Вспомнилось так щемяще… тогда, семь лет назад, после похорон, он плакал у реки и клялся себе, реке, небу вернуться и жить в деревне, в доме, построенном ещё дедом… Но поди, брось вот так отлаженную жизнь, поверни её. Нет, сразу не смог, а потом – ещё трудней оказалось.

Потом… тоже думал… когда накатывала тоска, захлёстывало одиночеством. И что характерно: жива была бабуля – видались редко, а тоски такой не было. Знал тогда – живая, думает о нём, любит.

С женой Михаил жил дружно, о многом говорил, делился сокровенным, а вот поди ж ты – одиночество да тоска. Подумал вот, что сколько помнит бабулю, слов таких от неё во всю жизнь не слышал. У него-то откуда это завелось?! Много, видно, о себе родном размышляет, про жизнь тоже частенько кумекает. Вот и не хватает дела в жизни этой самой – слова всё.

Вспомнил Михаил, как у бабули день пролетал. Дел тыщу переделает, Миху мелкого накормит-напоит, спать уложит, да ещё на сказку сил хватает. Он без сказки спать не соглашался. А сейчас он, здоровый такой, даже послушать сказки и то бы сил не нашёл. Откуда они у бабули брались?

Да, так вот. А переехать он всё не собрался. Мысль эта стала мечтой и грела душу, но к делу не подталкивала.

Потом Михаил женился на городской. Аннушка у него была работящая. На каком-то Мос… и ещё …проекте работала инженером. Что она станет в полуживой деревне делать? Тоже не пустой вопрос.

С Аннушкой Михаил говорил как-то о переезде, когда поженились, но неопределённо тогда это было. Главное – для него самого. Молодая жена тогда была и не против вроде бы. А сейчас – не знал.

Наследников у них не было и не предвиделось, как он понимал. Не нарождались наследники. А для себя Михаилу и не надо ничего было. Аннушка тоже не жадная у него до добра. Порядок, правда, любит. Вот и сейчас на балкон его выгнала – давно обещал ей сделать.
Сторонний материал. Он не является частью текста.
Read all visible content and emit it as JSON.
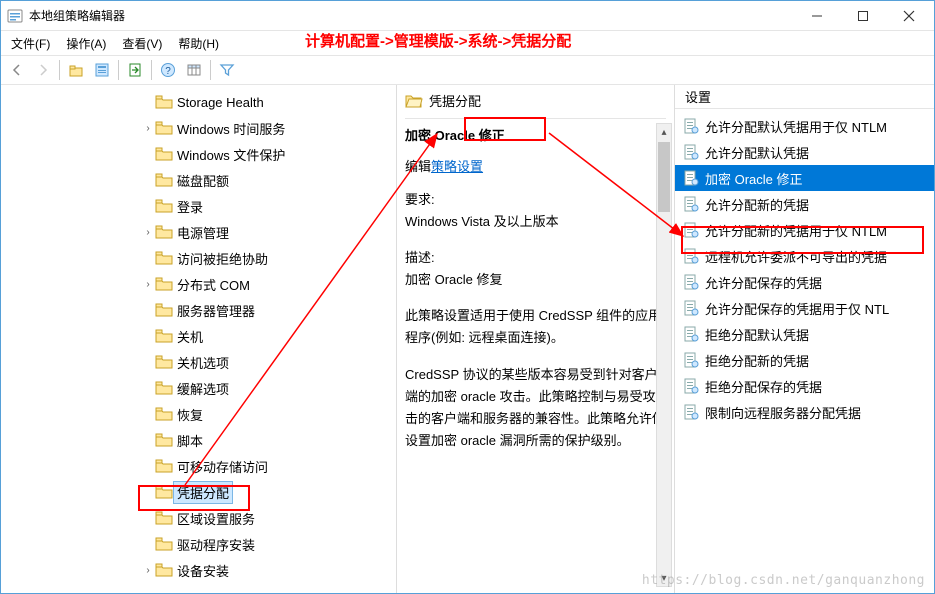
{
  "window": {
    "title": "本地组策略编辑器",
    "menu": {
      "file": "文件(F)",
      "action": "操作(A)",
      "view": "查看(V)",
      "help": "帮助(H)"
    }
  },
  "annotation": {
    "path_text": "计算机配置->管理模版->系统->凭据分配",
    "watermark": "https://blog.csdn.net/ganquanzhong"
  },
  "tree": {
    "items": [
      {
        "label": "Storage Health",
        "indent": 140,
        "expander": ""
      },
      {
        "label": "Windows 时间服务",
        "indent": 140,
        "expander": "›"
      },
      {
        "label": "Windows 文件保护",
        "indent": 140,
        "expander": ""
      },
      {
        "label": "磁盘配额",
        "indent": 140,
        "expander": ""
      },
      {
        "label": "登录",
        "indent": 140,
        "expander": ""
      },
      {
        "label": "电源管理",
        "indent": 140,
        "expander": "›"
      },
      {
        "label": "访问被拒绝协助",
        "indent": 140,
        "expander": ""
      },
      {
        "label": "分布式 COM",
        "indent": 140,
        "expander": "›"
      },
      {
        "label": "服务器管理器",
        "indent": 140,
        "expander": ""
      },
      {
        "label": "关机",
        "indent": 140,
        "expander": ""
      },
      {
        "label": "关机选项",
        "indent": 140,
        "expander": ""
      },
      {
        "label": "缓解选项",
        "indent": 140,
        "expander": ""
      },
      {
        "label": "恢复",
        "indent": 140,
        "expander": ""
      },
      {
        "label": "脚本",
        "indent": 140,
        "expander": ""
      },
      {
        "label": "可移动存储访问",
        "indent": 140,
        "expander": ""
      },
      {
        "label": "凭据分配",
        "indent": 140,
        "expander": "",
        "selected": true
      },
      {
        "label": "区域设置服务",
        "indent": 140,
        "expander": ""
      },
      {
        "label": "驱动程序安装",
        "indent": 140,
        "expander": ""
      },
      {
        "label": "设备安装",
        "indent": 140,
        "expander": "›"
      }
    ]
  },
  "detail": {
    "header": "凭据分配",
    "subtitle": "加密 Oracle 修正",
    "edit_prefix": "编辑",
    "edit_link": "策略设置",
    "req_label": "要求:",
    "req_value": "Windows Vista 及以上版本",
    "desc_label": "描述:",
    "desc_value": "加密 Oracle 修复",
    "body1": "此策略设置适用于使用 CredSSP 组件的应用程序(例如: 远程桌面连接)。",
    "body2": "CredSSP 协议的某些版本容易受到针对客户端的加密 oracle 攻击。此策略控制与易受攻击的客户端和服务器的兼容性。此策略允许你设置加密 oracle 漏洞所需的保护级别。"
  },
  "list": {
    "header": "设置",
    "items": [
      {
        "label": "允许分配默认凭据用于仅 NTLM"
      },
      {
        "label": "允许分配默认凭据"
      },
      {
        "label": "加密 Oracle 修正",
        "selected": true
      },
      {
        "label": "允许分配新的凭据"
      },
      {
        "label": "允许分配新的凭据用于仅 NTLM"
      },
      {
        "label": "远程机允许委派不可导出的凭据"
      },
      {
        "label": "允许分配保存的凭据"
      },
      {
        "label": "允许分配保存的凭据用于仅 NTL"
      },
      {
        "label": "拒绝分配默认凭据"
      },
      {
        "label": "拒绝分配新的凭据"
      },
      {
        "label": "拒绝分配保存的凭据"
      },
      {
        "label": "限制向远程服务器分配凭据"
      }
    ]
  }
}
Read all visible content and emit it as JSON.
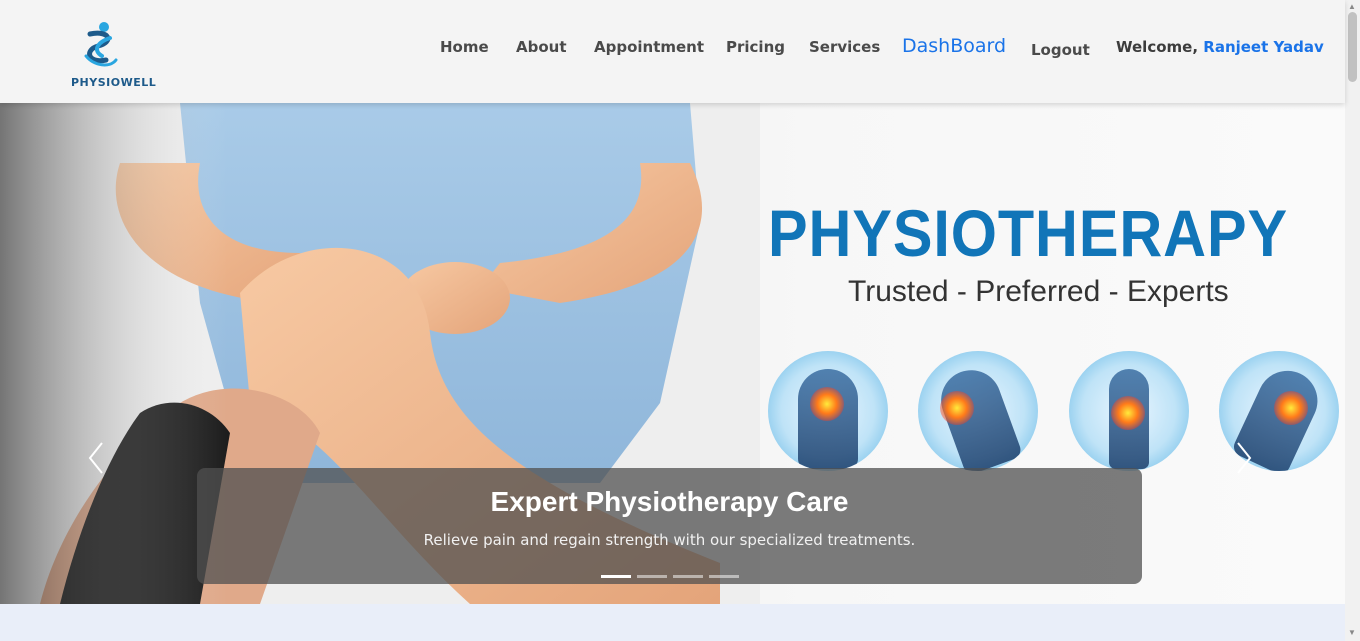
{
  "brand": {
    "name": "PHYSIOWELL"
  },
  "nav": {
    "home": "Home",
    "about": "About",
    "appointment": "Appointment",
    "pricing": "Pricing",
    "services": "Services",
    "dashboard": "DashBoard",
    "logout": "Logout"
  },
  "user": {
    "welcome": "Welcome,",
    "name": "Ranjeet Yadav"
  },
  "hero": {
    "title": "PHYSIOTHERAPY",
    "tagline": "Trusted - Preferred - Experts",
    "caption_title": "Expert Physiotherapy Care",
    "caption_text": "Relieve pain and regain strength with our specialized treatments.",
    "slide_count": 4,
    "active_slide": 1
  },
  "colors": {
    "accent": "#1a73e8",
    "brand": "#1175b8",
    "nav_text": "#4a4a4a"
  }
}
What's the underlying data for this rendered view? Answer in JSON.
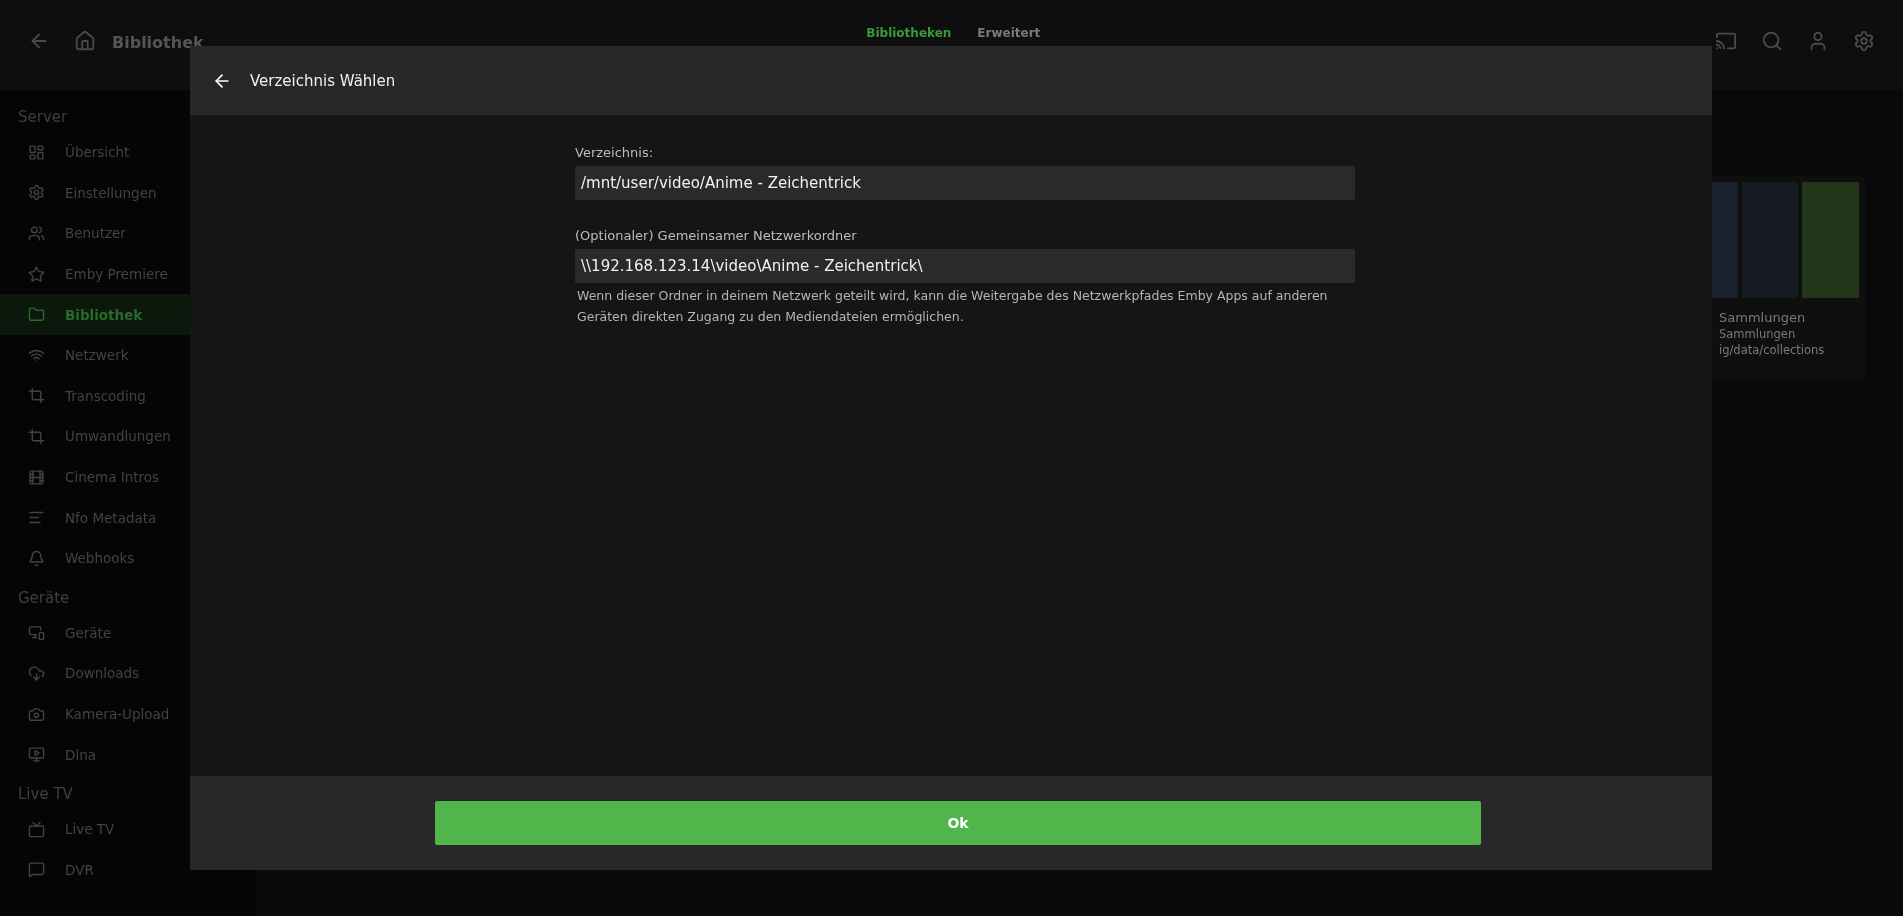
{
  "header": {
    "title": "Bibliothek",
    "tabs": [
      {
        "label": "Bibliotheken",
        "selected": true
      },
      {
        "label": "Erweitert",
        "selected": false
      }
    ]
  },
  "sidebar": {
    "sections": [
      {
        "title": "Server",
        "items": [
          {
            "label": "Übersicht",
            "selected": false
          },
          {
            "label": "Einstellungen",
            "selected": false
          },
          {
            "label": "Benutzer",
            "selected": false
          },
          {
            "label": "Emby Premiere",
            "selected": false
          },
          {
            "label": "Bibliothek",
            "selected": true
          },
          {
            "label": "Netzwerk",
            "selected": false
          },
          {
            "label": "Transcoding",
            "selected": false
          },
          {
            "label": "Umwandlungen",
            "selected": false
          },
          {
            "label": "Cinema Intros",
            "selected": false
          },
          {
            "label": "Nfo Metadata",
            "selected": false
          },
          {
            "label": "Webhooks",
            "selected": false
          }
        ]
      },
      {
        "title": "Geräte",
        "items": [
          {
            "label": "Geräte",
            "selected": false
          },
          {
            "label": "Downloads",
            "selected": false
          },
          {
            "label": "Kamera-Upload",
            "selected": false
          },
          {
            "label": "Dlna",
            "selected": false
          }
        ]
      },
      {
        "title": "Live TV",
        "items": [
          {
            "label": "Live TV",
            "selected": false
          },
          {
            "label": "DVR",
            "selected": false
          }
        ]
      }
    ]
  },
  "library_card": {
    "title": "Sammlungen",
    "subtitle": "Sammlungen",
    "path": "ig/data/collections"
  },
  "dialog": {
    "title": "Verzeichnis Wählen",
    "fields": [
      {
        "label": "Verzeichnis:",
        "value": "/mnt/user/video/Anime - Zeichentrick"
      },
      {
        "label": "(Optionaler) Gemeinsamer Netzwerkordner",
        "value": "\\\\192.168.123.14\\video\\Anime - Zeichentrick\\",
        "help": "Wenn dieser Ordner in deinem Netzwerk geteilt wird, kann die Weitergabe des Netzwerkpfades Emby Apps auf anderen Geräten direkten Zugang zu den Mediendateien ermöglichen."
      }
    ],
    "ok_button": "Ok"
  }
}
Вечер был тёплый, комары на пятом этаже особо не доставали, и Михаил в который уже раз задумался о деревне. Мечта мечтой, но в деревню хотелось. Не дачником, это ему претило, а хозяином. Потому не ездил на родину много лет: пытался с собой всё обсудить и договориться. Не договорился… наверно, не тот путь выбрал. Вечерами они иногда, когда уже ложились, мечтали, можно сказать. Как переберутся в Суборь да что обустроят. Даже планы по хозяйству ладили: как к первой зиме подготовиться, что в доме нужно будет подновить в первую очередь, что – во вторую. Но редкие разговоры с женой о возможной перемене в жизни тоже ничего не меняли: сколько ни говори «сахар», во рту слаще не станет.

И вдруг что-то рванулось изнутри на свободу – едет! Мысленно сказанное слово настойчиво толкнуло Михаила. Он стал медленно складывать разложенный инструмент, затягивал это дело, а сам всё равно ни о чём другом думать не мог. Только: еде-еду-еду...

*
Через месяц Михаил был уже в деревне. Жена осталась улаживать дела в городе и скоро тоже обещала приехать.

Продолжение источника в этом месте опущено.